ここ数年、メンズ市場で短パンの受難が続いた。コロナ禍による外出自粛でまず需要が減った。次に、むだ毛を気にする10~20代の短パン離れが進み、着用率がさらに低下した。
ショート丈を敬遠する若年層向けに、膝下丈のパンツが出回るようになった。カジュアルブランドやセレクトショップは長め丈の短パンを辛抱強く推し続け、少しずつ若年層に受け入れられ始めた。
長め丈が新規の若年層、短め丈が大人客の買い替え需要をそれぞれ捉え、店頭での売れ行きに勢いが戻ってきた今夏。都庁職員がクールビズで短パンを解禁したというニュースが流れた。
公務員が着れば、需要はさらに拡大するかと見ていたら、テレビやネットで「おじさんの短パン姿は不快」という街頭インタビューが流れた。ネガティブなイメージが広がれば、せっかく戻った勢いが鈍るのでは。そう思って定点観測で取材するセレクトショップに聞くと、どこも「テレビやネットの意見は現実の商売には関係ない」と冷静だった。

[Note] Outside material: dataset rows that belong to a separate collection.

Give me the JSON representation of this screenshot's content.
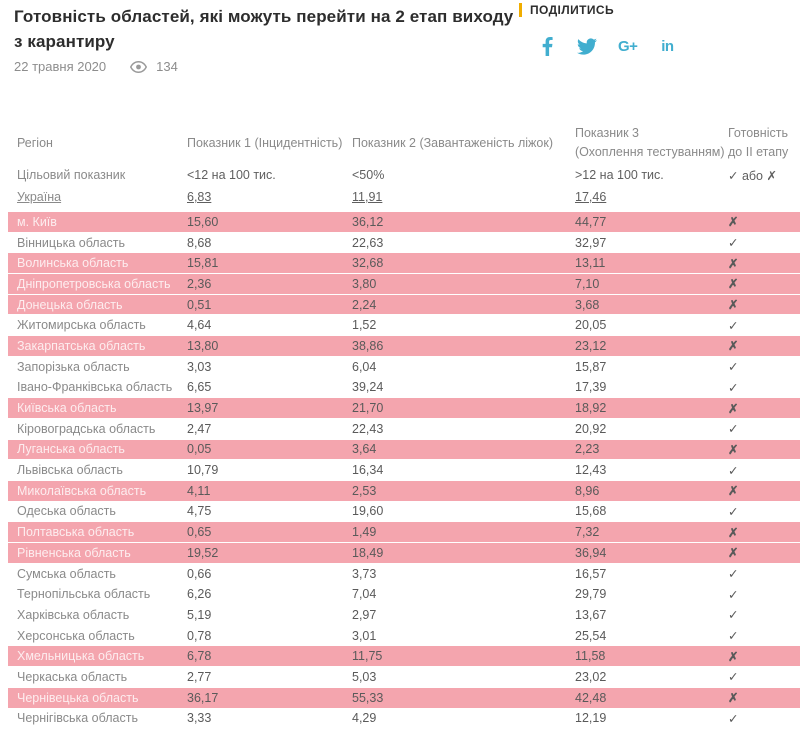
{
  "colors": {
    "highlight_row": "#f4a5ae",
    "accent_yellow": "#f0ad00",
    "social_icon_blue": "#41aecf"
  },
  "header": {
    "title": "Готовність областей, які можуть перейти на 2 етап виходу з карантиру",
    "date": "22 травня 2020",
    "views": "134",
    "share_label": "ПОДІЛИТИСЬ",
    "social_icons": [
      "facebook-icon",
      "twitter-icon",
      "googleplus-icon",
      "linkedin-icon"
    ],
    "googleplus_glyph": "G+",
    "linkedin_glyph": "in"
  },
  "table": {
    "columns": [
      {
        "label": "Регіон"
      },
      {
        "label": "Показник 1 (Інцидентність)"
      },
      {
        "label": "Показник 2 (Завантаженість ліжок)"
      },
      {
        "line1": "Показник 3",
        "line2": "(Охоплення тестуванням)"
      },
      {
        "line1": "Готовність",
        "line2": "до II етапу"
      }
    ],
    "target_row": {
      "label": "Цільовий показник",
      "p1": "<12 на 100 тис.",
      "p2": "<50%",
      "p3": ">12 на 100 тис.",
      "ready": "✓ або ✗"
    },
    "ukraine_row": {
      "label": "Україна",
      "p1": "6,83",
      "p2": "11,91",
      "p3": "17,46"
    },
    "rows": [
      {
        "region": "м. Київ",
        "p1": "15,60",
        "p2": "36,12",
        "p3": "44,77",
        "ready": "✗",
        "highlight": true
      },
      {
        "region": "Вінницька область",
        "p1": "8,68",
        "p2": "22,63",
        "p3": "32,97",
        "ready": "✓",
        "highlight": false
      },
      {
        "region": "Волинська область",
        "p1": "15,81",
        "p2": "32,68",
        "p3": "13,11",
        "ready": "✗",
        "highlight": true
      },
      {
        "region": "Дніпропетровська область",
        "p1": "2,36",
        "p2": "3,80",
        "p3": "7,10",
        "ready": "✗",
        "highlight": true
      },
      {
        "region": "Донецька область",
        "p1": "0,51",
        "p2": "2,24",
        "p3": "3,68",
        "ready": "✗",
        "highlight": true
      },
      {
        "region": "Житомирська область",
        "p1": "4,64",
        "p2": "1,52",
        "p3": "20,05",
        "ready": "✓",
        "highlight": false
      },
      {
        "region": "Закарпатська область",
        "p1": "13,80",
        "p2": "38,86",
        "p3": "23,12",
        "ready": "✗",
        "highlight": true
      },
      {
        "region": "Запорізька область",
        "p1": "3,03",
        "p2": "6,04",
        "p3": "15,87",
        "ready": "✓",
        "highlight": false
      },
      {
        "region": "Івано-Франківська область",
        "p1": "6,65",
        "p2": "39,24",
        "p3": "17,39",
        "ready": "✓",
        "highlight": false
      },
      {
        "region": "Київська область",
        "p1": "13,97",
        "p2": "21,70",
        "p3": "18,92",
        "ready": "✗",
        "highlight": true
      },
      {
        "region": "Кіровоградська область",
        "p1": "2,47",
        "p2": "22,43",
        "p3": "20,92",
        "ready": "✓",
        "highlight": false
      },
      {
        "region": "Луганська область",
        "p1": "0,05",
        "p2": "3,64",
        "p3": "2,23",
        "ready": "✗",
        "highlight": true
      },
      {
        "region": "Львівська область",
        "p1": "10,79",
        "p2": "16,34",
        "p3": "12,43",
        "ready": "✓",
        "highlight": false
      },
      {
        "region": "Миколаївська область",
        "p1": "4,11",
        "p2": "2,53",
        "p3": "8,96",
        "ready": "✗",
        "highlight": true
      },
      {
        "region": "Одеська область",
        "p1": "4,75",
        "p2": "19,60",
        "p3": "15,68",
        "ready": "✓",
        "highlight": false
      },
      {
        "region": "Полтавська область",
        "p1": "0,65",
        "p2": "1,49",
        "p3": "7,32",
        "ready": "✗",
        "highlight": true
      },
      {
        "region": "Рівненська область",
        "p1": "19,52",
        "p2": "18,49",
        "p3": "36,94",
        "ready": "✗",
        "highlight": true
      },
      {
        "region": "Сумська область",
        "p1": "0,66",
        "p2": "3,73",
        "p3": "16,57",
        "ready": "✓",
        "highlight": false
      },
      {
        "region": "Тернопільська область",
        "p1": "6,26",
        "p2": "7,04",
        "p3": "29,79",
        "ready": "✓",
        "highlight": false
      },
      {
        "region": "Харківська область",
        "p1": "5,19",
        "p2": "2,97",
        "p3": "13,67",
        "ready": "✓",
        "highlight": false
      },
      {
        "region": "Херсонська область",
        "p1": "0,78",
        "p2": "3,01",
        "p3": "25,54",
        "ready": "✓",
        "highlight": false
      },
      {
        "region": "Хмельницька область",
        "p1": "6,78",
        "p2": "11,75",
        "p3": "11,58",
        "ready": "✗",
        "highlight": true
      },
      {
        "region": "Черкаська область",
        "p1": "2,77",
        "p2": "5,03",
        "p3": "23,02",
        "ready": "✓",
        "highlight": false
      },
      {
        "region": "Чернівецька область",
        "p1": "36,17",
        "p2": "55,33",
        "p3": "42,48",
        "ready": "✗",
        "highlight": true
      },
      {
        "region": "Чернігівська область",
        "p1": "3,33",
        "p2": "4,29",
        "p3": "12,19",
        "ready": "✓",
        "highlight": false
      }
    ]
  }
}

「40代でパーカを着るおじさんはおかしいってネタ、覚えてますか」。ある店は2年前の論争を引き合いに出して「あの時、パーカを買う大人客は別に減らなかった」と振り返る。ネット上でもめたり、炎上したりするトピックが、現実世界で服を買う人に与える影響は実際のところかなり小さいようだ。